Giter Club home page Giter Club logo

Comments (31)

patkinson01 avatar patkinson01 commented on May 24, 2024 1

Thanks @gthao313!

Few other pieces of information which may be relevant here:

The VPC where the cluster is running has a non-standard DHCP option set - we use our own nameservers and not AmazonProvidedDNS. domain-name is set to: eu-west-1.compute.internal

We reduce IMDSv2 hop limit to 1 (I've just tried increasing to 2 but didn't fix it)

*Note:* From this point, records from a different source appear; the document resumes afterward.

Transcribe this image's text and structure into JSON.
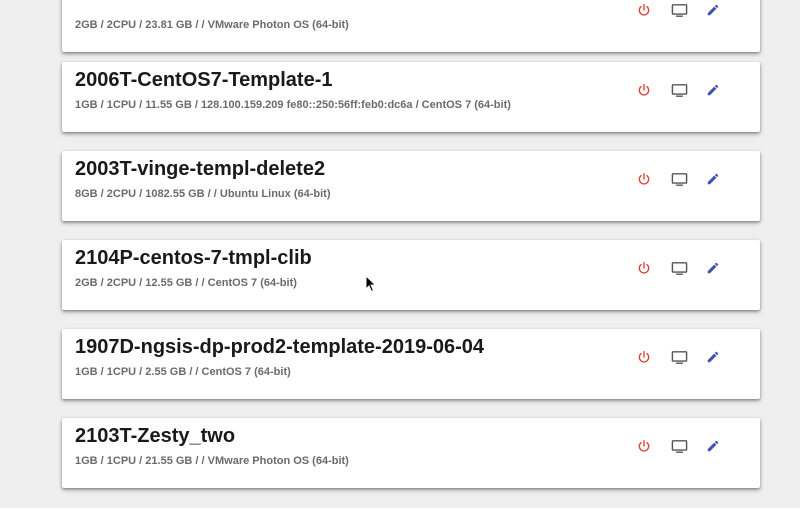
{
  "colors": {
    "power": "#e0433a",
    "console": "#555555",
    "edit": "#3f51b5"
  },
  "icons": {
    "power": "power-icon",
    "console": "monitor-icon",
    "edit": "pencil-icon"
  },
  "vms": [
    {
      "name": "",
      "specs": "2GB / 2CPU / 23.81 GB / / VMware Photon OS (64-bit)"
    },
    {
      "name": "2006T-CentOS7-Template-1",
      "specs": "1GB / 1CPU / 11.55 GB / 128.100.159.209 fe80::250:56ff:feb0:dc6a / CentOS 7 (64-bit)"
    },
    {
      "name": "2003T-vinge-templ-delete2",
      "specs": "8GB / 2CPU / 1082.55 GB / / Ubuntu Linux (64-bit)"
    },
    {
      "name": "2104P-centos-7-tmpl-clib",
      "specs": "2GB / 2CPU / 12.55 GB / / CentOS 7 (64-bit)"
    },
    {
      "name": "1907D-ngsis-dp-prod2-template-2019-06-04",
      "specs": "1GB / 1CPU / 2.55 GB / / CentOS 7 (64-bit)"
    },
    {
      "name": "2103T-Zesty_two",
      "specs": "1GB / 1CPU / 21.55 GB / / VMware Photon OS (64-bit)"
    }
  ]
}
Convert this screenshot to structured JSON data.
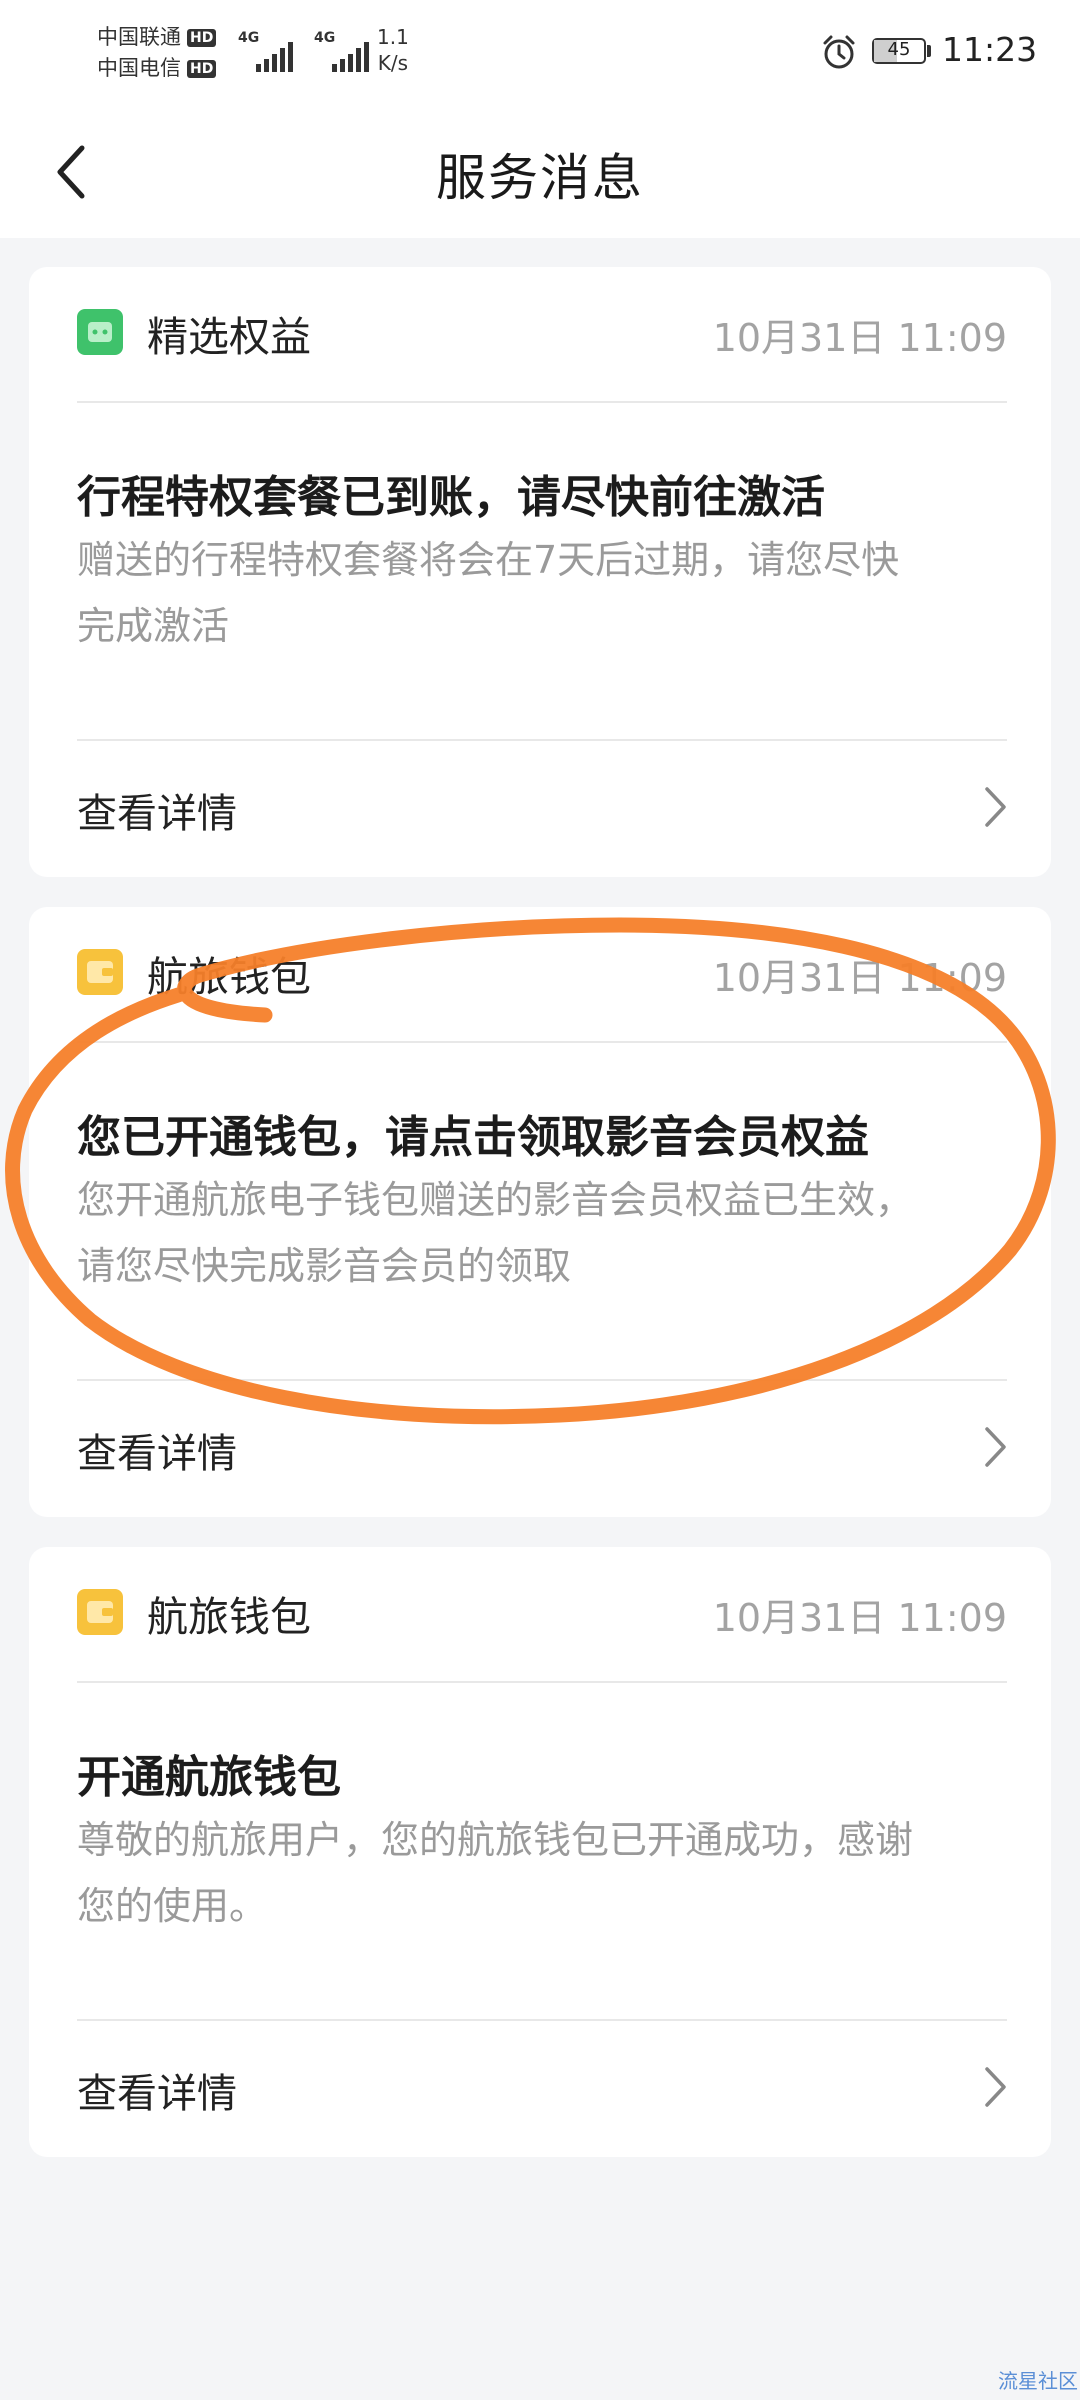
{
  "status_bar": {
    "carriers": [
      {
        "name": "中国联通",
        "badge": "HD"
      },
      {
        "name": "中国电信",
        "badge": "HD"
      }
    ],
    "network_types": [
      "4G",
      "4G"
    ],
    "speed_value": "1.1",
    "speed_unit": "K/s",
    "battery_level": "45",
    "time": "11:23",
    "icons": [
      "alarm-icon",
      "battery-icon",
      "signal-icon"
    ]
  },
  "header": {
    "title": "服务消息",
    "back_icon": "chevron-left-icon"
  },
  "messages": [
    {
      "app_name": "精选权益",
      "app_icon": "green-robot-icon",
      "time": "10月31日 11:09",
      "title": "行程特权套餐已到账，请尽快前往激活",
      "body_lines": [
        "赠送的行程特权套餐将会在7天后过期，请您尽快",
        "完成激活"
      ],
      "detail_label": "查看详情"
    },
    {
      "app_name": "航旅钱包",
      "app_icon": "wallet-icon",
      "time": "10月31日 11:09",
      "title": "您已开通钱包，请点击领取影音会员权益",
      "body_lines": [
        "您开通航旅电子钱包赠送的影音会员权益已生效，",
        "请您尽快完成影音会员的领取"
      ],
      "detail_label": "查看详情"
    },
    {
      "app_name": "航旅钱包",
      "app_icon": "wallet-icon",
      "time": "10月31日 11:09",
      "title": "开通航旅钱包",
      "body_lines": [
        "尊敬的航旅用户，您的航旅钱包已开通成功，感谢",
        "您的使用。"
      ],
      "detail_label": "查看详情"
    }
  ],
  "colors": {
    "page_background": "#f4f5f7",
    "card_background": "#ffffff",
    "annotation_orange": "#f5802a",
    "wallet_icon": "#f7c23c",
    "robot_icon": "#3fc26b"
  },
  "watermark": "流星社区"
}
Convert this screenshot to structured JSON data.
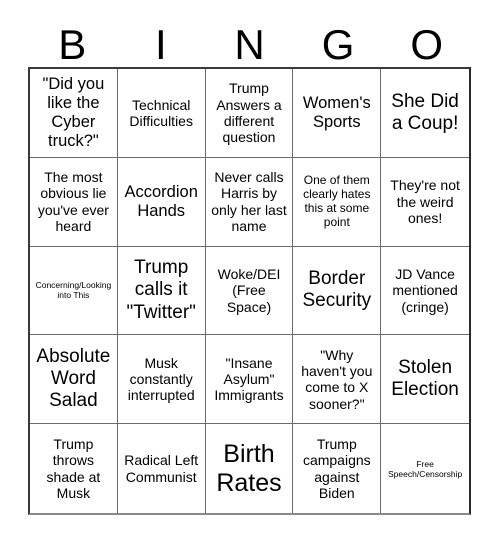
{
  "card": {
    "title": "BINGO",
    "header_letters": [
      "B",
      "I",
      "N",
      "G",
      "O"
    ],
    "columns": 5,
    "rows": 5,
    "background_color": "#ffffff",
    "text_color": "#000000",
    "grid_line_color": "#6b6b6b",
    "outer_border_color": "#2b2b2b",
    "free_space_cell": "Woke/DEI (Free Space)",
    "cells": [
      {
        "text": "\"Did you like the Cyber truck?\"",
        "size": "sz-lg",
        "row": 1,
        "col": 1,
        "column_letter": "B"
      },
      {
        "text": "Technical Difficulties",
        "size": "sz-md",
        "row": 1,
        "col": 2,
        "column_letter": "I"
      },
      {
        "text": "Trump Answers a different question",
        "size": "sz-md",
        "row": 1,
        "col": 3,
        "column_letter": "N"
      },
      {
        "text": "Women's Sports",
        "size": "sz-lg",
        "row": 1,
        "col": 4,
        "column_letter": "G"
      },
      {
        "text": "She Did a Coup!",
        "size": "sz-xl",
        "row": 1,
        "col": 5,
        "column_letter": "O"
      },
      {
        "text": "The most obvious lie you've ever heard",
        "size": "sz-md",
        "row": 2,
        "col": 1,
        "column_letter": "B"
      },
      {
        "text": "Accordion Hands",
        "size": "sz-lg",
        "row": 2,
        "col": 2,
        "column_letter": "I"
      },
      {
        "text": "Never calls Harris by only her last name",
        "size": "sz-md",
        "row": 2,
        "col": 3,
        "column_letter": "N"
      },
      {
        "text": "One of them clearly hates this at some point",
        "size": "sz-sm",
        "row": 2,
        "col": 4,
        "column_letter": "G"
      },
      {
        "text": "They're not the weird ones!",
        "size": "sz-md",
        "row": 2,
        "col": 5,
        "column_letter": "O"
      },
      {
        "text": "Concerning/Looking into This",
        "size": "sz-xs",
        "row": 3,
        "col": 1,
        "column_letter": "B"
      },
      {
        "text": "Trump calls it \"Twitter\"",
        "size": "sz-xl",
        "row": 3,
        "col": 2,
        "column_letter": "I"
      },
      {
        "text": "Woke/DEI (Free Space)",
        "size": "sz-md",
        "row": 3,
        "col": 3,
        "column_letter": "N"
      },
      {
        "text": "Border Security",
        "size": "sz-xl",
        "row": 3,
        "col": 4,
        "column_letter": "G"
      },
      {
        "text": "JD Vance mentioned (cringe)",
        "size": "sz-md",
        "row": 3,
        "col": 5,
        "column_letter": "O"
      },
      {
        "text": "Absolute Word Salad",
        "size": "sz-xl",
        "row": 4,
        "col": 1,
        "column_letter": "B"
      },
      {
        "text": "Musk constantly interrupted",
        "size": "sz-md",
        "row": 4,
        "col": 2,
        "column_letter": "I"
      },
      {
        "text": "\"Insane Asylum\" Immigrants",
        "size": "sz-md",
        "row": 4,
        "col": 3,
        "column_letter": "N"
      },
      {
        "text": "\"Why haven't you come to X sooner?\"",
        "size": "sz-md",
        "row": 4,
        "col": 4,
        "column_letter": "G"
      },
      {
        "text": "Stolen Election",
        "size": "sz-xl",
        "row": 4,
        "col": 5,
        "column_letter": "O"
      },
      {
        "text": "Trump throws shade at Musk",
        "size": "sz-md",
        "row": 5,
        "col": 1,
        "column_letter": "B"
      },
      {
        "text": "Radical Left Communist",
        "size": "sz-md",
        "row": 5,
        "col": 2,
        "column_letter": "I"
      },
      {
        "text": "Birth Rates",
        "size": "sz-xxl",
        "row": 5,
        "col": 3,
        "column_letter": "N"
      },
      {
        "text": "Trump campaigns against Biden",
        "size": "sz-md",
        "row": 5,
        "col": 4,
        "column_letter": "G"
      },
      {
        "text": "Free Speech/Censorship",
        "size": "sz-xs",
        "row": 5,
        "col": 5,
        "column_letter": "O"
      }
    ]
  }
}
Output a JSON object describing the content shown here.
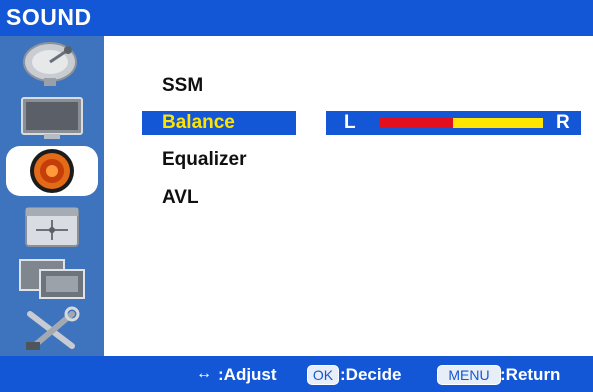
{
  "header": {
    "title": "SOUND"
  },
  "sidebar": {
    "icons": [
      {
        "name": "satellite-dish-icon",
        "active": false
      },
      {
        "name": "picture-tv-icon",
        "active": false
      },
      {
        "name": "speaker-icon",
        "active": true
      },
      {
        "name": "clock-calendar-icon",
        "active": false
      },
      {
        "name": "monitor-screen-icon",
        "active": false
      },
      {
        "name": "tools-setup-icon",
        "active": false
      }
    ]
  },
  "menu": {
    "items": [
      {
        "label": "SSM",
        "selected": false
      },
      {
        "label": "Balance",
        "selected": true
      },
      {
        "label": "Equalizer",
        "selected": false
      },
      {
        "label": "AVL",
        "selected": false
      }
    ]
  },
  "balance": {
    "left_label": "L",
    "right_label": "R",
    "level": 0.45,
    "colors": {
      "left": "#e1101c",
      "right": "#ffe500",
      "track": "#1457d6"
    }
  },
  "footer": {
    "arrows": "↔",
    "adjust": ":Adjust",
    "ok_key": "OK",
    "decide": ":Decide",
    "menu_key": "MENU",
    "return": ":Return"
  },
  "colors": {
    "titlebar": "#1457d6",
    "sidebar": "#3e73bd",
    "highlight_text": "#ffe400"
  }
}
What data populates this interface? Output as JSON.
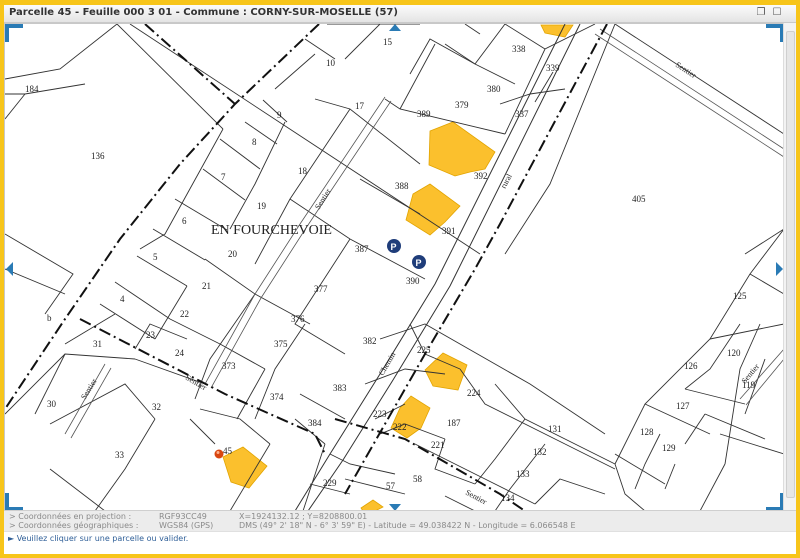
{
  "window": {
    "title": "Parcelle 45 - Feuille 000 3 01 - Commune : CORNY-SUR-MOSELLE (57)",
    "buttons": [
      "restore-icon",
      "close-icon"
    ]
  },
  "map": {
    "locality": "EN FOURCHEVOIE",
    "parking_symbol": "P",
    "street_labels": [
      "Sentier",
      "Sentier",
      "Sentier",
      "Sentier",
      "Sentier",
      "Sentier",
      "Chemin",
      "rural"
    ],
    "parcels": [
      {
        "num": "15"
      },
      {
        "num": "10"
      },
      {
        "num": "17"
      },
      {
        "num": "9"
      },
      {
        "num": "8"
      },
      {
        "num": "18"
      },
      {
        "num": "7"
      },
      {
        "num": "19"
      },
      {
        "num": "6"
      },
      {
        "num": "20"
      },
      {
        "num": "5"
      },
      {
        "num": "21"
      },
      {
        "num": "4"
      },
      {
        "num": "22"
      },
      {
        "num": "23"
      },
      {
        "num": "24"
      },
      {
        "num": "31"
      },
      {
        "num": "30"
      },
      {
        "num": "32"
      },
      {
        "num": "33"
      },
      {
        "num": "45"
      },
      {
        "num": "373"
      },
      {
        "num": "374"
      },
      {
        "num": "375"
      },
      {
        "num": "376"
      },
      {
        "num": "377"
      },
      {
        "num": "387"
      },
      {
        "num": "388"
      },
      {
        "num": "389"
      },
      {
        "num": "379"
      },
      {
        "num": "380"
      },
      {
        "num": "338"
      },
      {
        "num": "339"
      },
      {
        "num": "337"
      },
      {
        "num": "392"
      },
      {
        "num": "391"
      },
      {
        "num": "390"
      },
      {
        "num": "382"
      },
      {
        "num": "383"
      },
      {
        "num": "384"
      },
      {
        "num": "225"
      },
      {
        "num": "224"
      },
      {
        "num": "223"
      },
      {
        "num": "222"
      },
      {
        "num": "187"
      },
      {
        "num": "221"
      },
      {
        "num": "131"
      },
      {
        "num": "132"
      },
      {
        "num": "133"
      },
      {
        "num": "134"
      },
      {
        "num": "57"
      },
      {
        "num": "58"
      },
      {
        "num": "229"
      },
      {
        "num": "405"
      },
      {
        "num": "125"
      },
      {
        "num": "126"
      },
      {
        "num": "120"
      },
      {
        "num": "119"
      },
      {
        "num": "127"
      },
      {
        "num": "128"
      },
      {
        "num": "129"
      },
      {
        "num": "136"
      },
      {
        "num": "184"
      },
      {
        "num": "b"
      }
    ]
  },
  "info": {
    "projection_label": "> Coordonnées en projection :",
    "projection_system": "RGF93CC49",
    "projection_coords": "X=1924132.12 ; Y=8208800.01",
    "geo_label": "> Coordonnées géographiques :",
    "geo_system": "WGS84 (GPS)",
    "geo_coords": "DMS (49° 2' 18\" N - 6° 3' 59\" E) - Latitude = 49.038422 N - Longitude = 6.066548 E"
  },
  "status": {
    "message": "► Veuillez cliquer sur une parcelle ou valider."
  },
  "colors": {
    "frame": "#f7c51a",
    "building": "#fbc02d",
    "accent": "#2a7bb5",
    "parking": "#1f3d7a"
  }
}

We also set https-proxy and no-proxy in the userdata
no-proxy = [ "192.168.0.0/16", "10.0.0.0/8", "100.64.0.0/10", "localhost", "127.0.0.1", "169.254.169.254", ".compute.internal", ".cluster.local.", ".cluster.local", ".svc", ".eks.amazonaws.com", ".s3.eu-west-1.amazonaws.com", ".s3.dualstack.eu-west-1.amazonaws.com" ]

from bottlerocket.

yeazelm avatar yeazelm commented on May 24, 2024 1

Hi @yeazelm , thanks for the additional info and pointer! Can I just confirm that your suggestion to add .ec2.amazonaws.com to the no-proxy value is based on an assumption we have implemented an EC2 interface endpoint service within the VPC? Thanks :)

Correct. You'll need an interface VPC endpoint for EC2.

from bottlerocket.

bcressey avatar bcressey commented on May 24, 2024 1

It'll let you avoid having to specify an arbitrary hostname in hostname-override if you're using the aws cloud provider.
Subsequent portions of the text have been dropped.